Идущий впереди боец выбросил руку вверх и присел. каждый шедший следом повторил его жест, присел и настороженно начал оглядываться по сторонам.
Поднятая вверх рука означала возможную опасность и тогда все останавливались. Если выяснялось, что все спокойно, идущий первым той же рукой делал отмашку, и движение продолжалось. Две поднятые и сцепленные над головой руки предупреждали о том, что впереди замечено что-то непонятное и солдаты продвигались вперед медленнее, держа оружие наготове. круговая отмашка рукой означала встречу с боевиками.
Ничего неожиданного, но осторожность никогда не бывает излишней. Мы тихо поднялись и продолжили свой путь.
Несмотря на осторожность, то один, то другой из солдат наступал на сухую ветку и слышался хруст. я успокаивал себя тем, что такой звук не распространялся далеко. Продвигались довольно быстро и камуфляж уже пропитался потом. Минут через пятьдесят хода остановились, не нарушая порядка движения и оставаясь на достаточном удалении друг от друга.

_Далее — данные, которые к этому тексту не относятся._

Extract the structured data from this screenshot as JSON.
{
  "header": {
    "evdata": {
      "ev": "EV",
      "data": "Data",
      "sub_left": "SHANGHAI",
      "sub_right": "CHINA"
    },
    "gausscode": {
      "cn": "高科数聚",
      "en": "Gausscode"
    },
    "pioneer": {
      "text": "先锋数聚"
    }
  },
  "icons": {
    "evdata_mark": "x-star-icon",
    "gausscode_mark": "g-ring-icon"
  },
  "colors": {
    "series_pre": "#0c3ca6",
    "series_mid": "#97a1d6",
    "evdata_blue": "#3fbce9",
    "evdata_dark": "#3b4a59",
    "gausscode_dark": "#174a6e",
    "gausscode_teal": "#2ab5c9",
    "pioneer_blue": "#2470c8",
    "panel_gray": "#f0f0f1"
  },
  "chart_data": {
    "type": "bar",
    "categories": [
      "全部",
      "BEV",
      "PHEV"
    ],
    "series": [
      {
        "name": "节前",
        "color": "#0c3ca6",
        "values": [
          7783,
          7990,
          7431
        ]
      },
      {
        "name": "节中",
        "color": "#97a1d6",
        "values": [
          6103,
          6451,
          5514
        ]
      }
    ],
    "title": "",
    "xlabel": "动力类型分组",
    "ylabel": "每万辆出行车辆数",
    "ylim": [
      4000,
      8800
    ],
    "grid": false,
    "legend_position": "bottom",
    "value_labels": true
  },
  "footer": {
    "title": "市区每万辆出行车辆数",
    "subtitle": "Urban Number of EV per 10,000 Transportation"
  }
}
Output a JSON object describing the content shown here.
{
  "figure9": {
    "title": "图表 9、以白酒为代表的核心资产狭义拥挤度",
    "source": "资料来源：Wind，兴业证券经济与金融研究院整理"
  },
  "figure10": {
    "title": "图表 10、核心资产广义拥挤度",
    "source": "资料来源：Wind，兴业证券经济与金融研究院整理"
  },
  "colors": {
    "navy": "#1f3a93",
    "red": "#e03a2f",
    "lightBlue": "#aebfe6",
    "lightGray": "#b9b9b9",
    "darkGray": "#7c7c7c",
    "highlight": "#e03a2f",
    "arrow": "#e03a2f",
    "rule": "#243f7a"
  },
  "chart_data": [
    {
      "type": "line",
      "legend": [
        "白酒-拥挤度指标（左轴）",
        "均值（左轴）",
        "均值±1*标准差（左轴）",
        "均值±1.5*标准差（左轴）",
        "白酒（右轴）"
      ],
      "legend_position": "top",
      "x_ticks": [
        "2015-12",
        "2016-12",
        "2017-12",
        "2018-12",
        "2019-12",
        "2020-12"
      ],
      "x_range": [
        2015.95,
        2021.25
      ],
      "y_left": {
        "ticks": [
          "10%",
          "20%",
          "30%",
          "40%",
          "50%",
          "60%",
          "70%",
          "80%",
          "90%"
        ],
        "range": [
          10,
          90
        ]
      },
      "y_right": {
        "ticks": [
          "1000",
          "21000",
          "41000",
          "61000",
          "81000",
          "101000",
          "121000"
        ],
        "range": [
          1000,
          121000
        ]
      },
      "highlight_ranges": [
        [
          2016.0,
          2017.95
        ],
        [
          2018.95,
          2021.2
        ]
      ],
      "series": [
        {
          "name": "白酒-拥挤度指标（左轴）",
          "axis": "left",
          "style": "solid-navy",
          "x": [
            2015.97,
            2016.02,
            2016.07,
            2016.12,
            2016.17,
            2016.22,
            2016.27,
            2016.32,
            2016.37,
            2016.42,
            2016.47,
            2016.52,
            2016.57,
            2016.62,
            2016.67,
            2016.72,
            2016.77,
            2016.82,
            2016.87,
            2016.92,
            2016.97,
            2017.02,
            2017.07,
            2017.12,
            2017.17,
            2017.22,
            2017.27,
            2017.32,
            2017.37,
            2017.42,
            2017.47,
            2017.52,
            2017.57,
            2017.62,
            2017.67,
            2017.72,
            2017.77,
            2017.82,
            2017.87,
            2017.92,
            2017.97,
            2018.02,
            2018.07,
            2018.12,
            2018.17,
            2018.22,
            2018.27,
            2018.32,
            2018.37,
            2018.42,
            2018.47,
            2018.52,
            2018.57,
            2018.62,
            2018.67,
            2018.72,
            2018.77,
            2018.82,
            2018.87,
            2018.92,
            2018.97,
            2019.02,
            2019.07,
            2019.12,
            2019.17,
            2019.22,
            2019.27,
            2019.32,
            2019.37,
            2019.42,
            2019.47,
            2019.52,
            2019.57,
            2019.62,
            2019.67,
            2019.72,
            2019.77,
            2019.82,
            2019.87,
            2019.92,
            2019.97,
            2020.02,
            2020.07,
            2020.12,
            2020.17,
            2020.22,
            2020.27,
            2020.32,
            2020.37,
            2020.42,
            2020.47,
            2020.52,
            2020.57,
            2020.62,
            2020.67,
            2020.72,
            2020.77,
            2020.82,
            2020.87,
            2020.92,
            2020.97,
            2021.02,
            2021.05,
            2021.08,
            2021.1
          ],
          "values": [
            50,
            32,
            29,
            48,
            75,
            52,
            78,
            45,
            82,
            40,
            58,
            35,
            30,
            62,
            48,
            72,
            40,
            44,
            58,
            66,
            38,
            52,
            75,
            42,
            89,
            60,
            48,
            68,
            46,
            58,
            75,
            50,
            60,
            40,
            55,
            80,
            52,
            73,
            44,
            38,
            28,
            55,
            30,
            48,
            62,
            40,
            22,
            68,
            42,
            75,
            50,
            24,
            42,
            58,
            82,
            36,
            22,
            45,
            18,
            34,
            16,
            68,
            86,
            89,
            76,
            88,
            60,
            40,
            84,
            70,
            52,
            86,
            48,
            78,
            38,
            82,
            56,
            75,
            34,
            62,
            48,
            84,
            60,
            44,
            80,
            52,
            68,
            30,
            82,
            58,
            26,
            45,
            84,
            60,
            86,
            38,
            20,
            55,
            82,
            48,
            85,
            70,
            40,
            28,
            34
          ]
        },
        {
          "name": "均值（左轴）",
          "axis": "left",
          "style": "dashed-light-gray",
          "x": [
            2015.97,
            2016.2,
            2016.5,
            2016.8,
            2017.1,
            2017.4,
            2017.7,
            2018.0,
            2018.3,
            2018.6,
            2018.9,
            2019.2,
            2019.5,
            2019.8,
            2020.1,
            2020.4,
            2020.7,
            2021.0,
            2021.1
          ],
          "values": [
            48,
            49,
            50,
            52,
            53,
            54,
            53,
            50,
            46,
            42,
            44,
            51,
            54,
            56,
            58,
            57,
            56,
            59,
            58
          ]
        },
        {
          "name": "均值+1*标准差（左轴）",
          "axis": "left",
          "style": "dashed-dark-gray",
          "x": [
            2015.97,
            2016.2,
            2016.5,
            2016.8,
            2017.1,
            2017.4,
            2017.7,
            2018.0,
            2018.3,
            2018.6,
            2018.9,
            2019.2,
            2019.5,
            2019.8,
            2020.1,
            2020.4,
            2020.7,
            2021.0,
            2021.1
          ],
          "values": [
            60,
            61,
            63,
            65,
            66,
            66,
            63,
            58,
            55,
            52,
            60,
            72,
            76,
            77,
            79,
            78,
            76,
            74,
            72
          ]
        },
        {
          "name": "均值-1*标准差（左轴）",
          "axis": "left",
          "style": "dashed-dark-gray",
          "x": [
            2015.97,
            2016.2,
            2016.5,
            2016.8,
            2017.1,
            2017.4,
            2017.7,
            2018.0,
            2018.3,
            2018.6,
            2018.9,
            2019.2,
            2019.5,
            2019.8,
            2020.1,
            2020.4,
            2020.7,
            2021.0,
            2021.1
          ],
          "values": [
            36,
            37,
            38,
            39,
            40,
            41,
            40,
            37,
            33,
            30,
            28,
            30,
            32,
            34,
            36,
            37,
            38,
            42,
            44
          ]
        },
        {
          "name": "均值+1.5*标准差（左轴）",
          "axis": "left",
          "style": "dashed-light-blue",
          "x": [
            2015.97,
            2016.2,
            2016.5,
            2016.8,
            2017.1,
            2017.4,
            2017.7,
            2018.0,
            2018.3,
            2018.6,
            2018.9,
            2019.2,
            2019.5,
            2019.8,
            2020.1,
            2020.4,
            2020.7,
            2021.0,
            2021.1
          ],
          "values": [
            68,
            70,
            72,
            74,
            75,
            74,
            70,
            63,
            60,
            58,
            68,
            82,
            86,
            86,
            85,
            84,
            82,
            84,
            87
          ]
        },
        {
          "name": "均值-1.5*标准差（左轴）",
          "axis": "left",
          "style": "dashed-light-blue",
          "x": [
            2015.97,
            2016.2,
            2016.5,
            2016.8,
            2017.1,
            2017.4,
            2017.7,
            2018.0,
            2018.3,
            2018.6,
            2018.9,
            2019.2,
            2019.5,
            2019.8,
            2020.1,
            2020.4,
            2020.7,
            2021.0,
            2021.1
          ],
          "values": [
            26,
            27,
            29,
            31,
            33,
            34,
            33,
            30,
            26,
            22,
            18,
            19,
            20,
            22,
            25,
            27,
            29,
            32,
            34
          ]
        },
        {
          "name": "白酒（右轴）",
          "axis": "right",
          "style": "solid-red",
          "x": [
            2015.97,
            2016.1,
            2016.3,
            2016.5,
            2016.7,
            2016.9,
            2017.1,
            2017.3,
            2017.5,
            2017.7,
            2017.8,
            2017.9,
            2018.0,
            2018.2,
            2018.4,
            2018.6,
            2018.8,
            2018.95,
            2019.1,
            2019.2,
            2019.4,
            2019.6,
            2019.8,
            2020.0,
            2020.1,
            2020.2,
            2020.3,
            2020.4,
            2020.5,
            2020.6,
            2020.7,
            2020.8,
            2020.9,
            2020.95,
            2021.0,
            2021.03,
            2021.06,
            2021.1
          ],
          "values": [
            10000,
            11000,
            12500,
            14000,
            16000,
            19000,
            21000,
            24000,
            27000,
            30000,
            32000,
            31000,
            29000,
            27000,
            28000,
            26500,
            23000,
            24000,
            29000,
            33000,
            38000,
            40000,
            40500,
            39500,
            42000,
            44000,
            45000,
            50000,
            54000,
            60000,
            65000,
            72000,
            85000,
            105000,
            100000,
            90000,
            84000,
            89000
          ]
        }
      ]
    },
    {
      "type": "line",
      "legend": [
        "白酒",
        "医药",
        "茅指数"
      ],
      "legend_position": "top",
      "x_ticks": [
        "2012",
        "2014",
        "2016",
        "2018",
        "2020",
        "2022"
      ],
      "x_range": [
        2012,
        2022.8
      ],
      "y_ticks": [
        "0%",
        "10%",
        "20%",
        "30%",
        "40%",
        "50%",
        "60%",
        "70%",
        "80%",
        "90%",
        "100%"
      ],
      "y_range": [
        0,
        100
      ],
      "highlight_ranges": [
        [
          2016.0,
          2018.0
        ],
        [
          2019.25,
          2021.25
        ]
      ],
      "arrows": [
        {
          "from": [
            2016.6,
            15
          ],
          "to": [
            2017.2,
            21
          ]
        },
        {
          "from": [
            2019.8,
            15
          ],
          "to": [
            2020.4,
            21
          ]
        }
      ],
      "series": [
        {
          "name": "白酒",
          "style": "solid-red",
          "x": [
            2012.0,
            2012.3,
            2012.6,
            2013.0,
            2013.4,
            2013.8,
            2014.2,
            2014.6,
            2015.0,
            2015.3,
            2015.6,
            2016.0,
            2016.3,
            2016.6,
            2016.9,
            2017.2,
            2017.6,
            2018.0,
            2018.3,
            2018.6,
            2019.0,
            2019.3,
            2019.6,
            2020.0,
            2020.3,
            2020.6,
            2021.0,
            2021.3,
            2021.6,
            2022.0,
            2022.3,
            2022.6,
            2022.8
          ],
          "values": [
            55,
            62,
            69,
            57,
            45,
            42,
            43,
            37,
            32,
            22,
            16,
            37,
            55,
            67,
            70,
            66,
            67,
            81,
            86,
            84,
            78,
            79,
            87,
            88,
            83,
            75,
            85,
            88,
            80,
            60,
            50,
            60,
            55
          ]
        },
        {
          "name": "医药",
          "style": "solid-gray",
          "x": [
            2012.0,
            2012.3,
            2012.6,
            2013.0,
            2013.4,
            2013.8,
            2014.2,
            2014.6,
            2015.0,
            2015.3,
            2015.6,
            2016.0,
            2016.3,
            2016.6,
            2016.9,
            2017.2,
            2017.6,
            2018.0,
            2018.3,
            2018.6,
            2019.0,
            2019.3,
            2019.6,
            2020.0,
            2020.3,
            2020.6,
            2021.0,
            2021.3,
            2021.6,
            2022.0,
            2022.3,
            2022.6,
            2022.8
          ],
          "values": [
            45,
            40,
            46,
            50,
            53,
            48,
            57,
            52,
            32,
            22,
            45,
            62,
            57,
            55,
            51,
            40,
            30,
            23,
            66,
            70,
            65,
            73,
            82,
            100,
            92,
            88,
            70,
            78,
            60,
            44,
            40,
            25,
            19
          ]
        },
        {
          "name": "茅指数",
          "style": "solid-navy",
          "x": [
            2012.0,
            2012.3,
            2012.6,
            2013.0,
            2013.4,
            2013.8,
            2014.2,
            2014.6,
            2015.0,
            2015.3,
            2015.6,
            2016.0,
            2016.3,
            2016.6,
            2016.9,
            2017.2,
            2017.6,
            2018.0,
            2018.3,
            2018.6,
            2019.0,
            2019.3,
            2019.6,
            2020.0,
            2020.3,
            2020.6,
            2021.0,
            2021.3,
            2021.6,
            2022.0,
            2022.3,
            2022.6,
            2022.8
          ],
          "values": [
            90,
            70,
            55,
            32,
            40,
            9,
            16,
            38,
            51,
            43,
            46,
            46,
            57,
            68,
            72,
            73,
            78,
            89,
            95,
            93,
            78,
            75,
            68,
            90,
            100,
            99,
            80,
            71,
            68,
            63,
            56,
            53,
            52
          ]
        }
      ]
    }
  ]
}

Замаскировались в засаде, осмотрелись. В бинокли старательно обследовали каждый склон, каждую высотку, вглядываясь во все, что делалась вблизи и на дальних сопках вокруг села. Ничего неожиданного не было.
На подступах к селу я внимательно осмотрел стену леса и решил, что густая зелень деревьев и кустов справа - прекрасная позиция для боевиков, так как оттуда открывался вид на все поле, через которое сейчас шла рота. я приказал приготовиться открыть заградительный огонь. Но "чехов" поблизости не оказалось и мы вошли в село без единого выстрела.
Я не сомневался, что все жители на стороне боевиков и злился на всю эту опасную бессмыслицу. На то, что приходилось раздавать им лекарства и продукты, вежливо выслушивать их ложь и улыбаться, получая плевки в лицо. Все чеченские села одинаковы, у всех жителей одинаковые худые, угрюмые, черные лица, везде одинаковая ложь. Они ненавидели нас и с удовольствием всех бы нас перерезали.
Я был уверен, что каждый чеченец рассуждал так: боевики - это свои ребята, родившиеся в нашем селе или в соседнем. Возможно, иногда они поступают действительно круто. Они силой увели к себе в отряд подростка, а когда прячутся в нашем селе, вероятно, что вслед за ними будет произведен обстрел. но все же они свои. Хотя я, естественно, хочу сохранить свою жизнь и жизнь моих детей и жены, я надеюсь на их победу. Поэтому я буду помогать им, когда это не слишком рискованно. Я никогда не выдам их солдатам, если они станут допрашивать меня. Я не трус. Я - чеченец. Так рассуждал каждый и это следовало иметь в виду.
Солдаты двигались по обеим сторонам улицы. Ведущий группы смотрел вперед, остальные наблюдали за противоположными сторонами улицы, стараясь не пропустить ни малейшего признака опасности.
При осмотре одного из дворов на нас бросились две кавказские овчарки. Пришлось их пристрелить.
Я увидел двоих женщин и пятерых солдат, которые громко спорили и кричали. Бойцы держали в руках уток, а женщины наскакивали на них. Одна ухватилась за шею утки и тянула к себе, пиная солдата ногой, но с близкого расстояния, так как отойти подальше не позволяла короткая шея птицы. Резко взмахнув, Захарин ударил женщину по лицу, и она упала. Свернув птицам головы, бойцы бросились догонять остальных.
Это село чем-то тревожило меня, пока я был там, однако когда мы ушли из него, тревога, как ни странно, только усилилась. Я не сумел уловить настроения чеченцев, которое осознал только после ухода. Они не просто держались с нами враждебно и даже презрительно, они были слишком спокойны, слишком уверены в себе, как будто знали что-то такое, чего я не знал. Они словно ожидали нашего прихода, ожидали вопросов и даже отрепетировали ответы. Они встретили солдат слишком уверенно и невозмутимо.
Мы шли уже около двух часов, останавливаясь только для того, чтобы прислушаться или замереть на время.